Knee Arthroscopy

Post-operative Period

0 to 3 weeks:

  1. 1 to 2 visits per week, 5 times a week home program

  2. Prone lying, supine with logroll under heel, and gentle stretching to achieve full hyper-extension

  3. Quad sets, may use electrical stimulation, increase # visit/week if quad inhibited

  4. Patellar mobilizations, especially superiorly

  5. Straight leg raises, full arc quads without weights

  6. Prone knee flexion, heel slides, calf and hamstring stretching

  7. Icing program, 3 to 5 times a day, 30 minutes each after exercises

  8. Crutches may be stopped within 1 week as long as the patient has full extension, can perform a straight leg raise without an extension lag, and ambulates without a limp. Patients may be weaned to one crutch (opposite arm, after 3 weeks) in order to normalize gait (no limp) and as long as full extension and no extension lag with straight leg raises are obtained.

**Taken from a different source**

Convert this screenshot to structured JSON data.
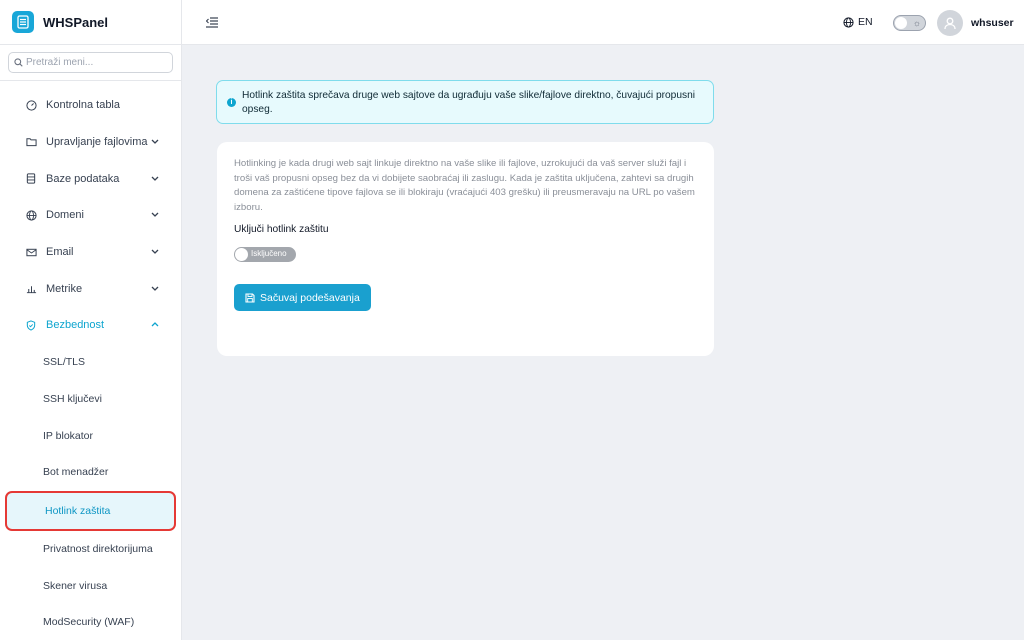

  9. Begin quad exercises including mini-squats, wall slide mini-squats, partial arc quads (60 to 90 degrees), and hamstring curls with light weights when range of motion is full

  10. Toe raises with weights, step-ups (begin with 2 inches and progress to a full step)

  11. Crutches should be weaned off in this stage, and gait should be normal – if not, contact Dr. Berkbigler

3 to 6 weeks:

  1. 1 to 2 visits per week, 5 times a week home program

  2. Continue all exercises in previous phase (as described above)

  3. Focus rehabilitation towards more closed-chain exercises including leg presses, step-ups, mini-squats, leg extensions, and hamstring curls with light weights, high repetitions. Repetitions should be smooth and slow and NOT explosive. May begin jump rope exercises. May advance to swimming.

  4. Endurance closed-chain quadriceps exercises should begin such as Stairmaster, stationary bike, elliptical trainer, Nordic trac, etc. Focus on increasing endurance and should be performed 3 to 4 times per week.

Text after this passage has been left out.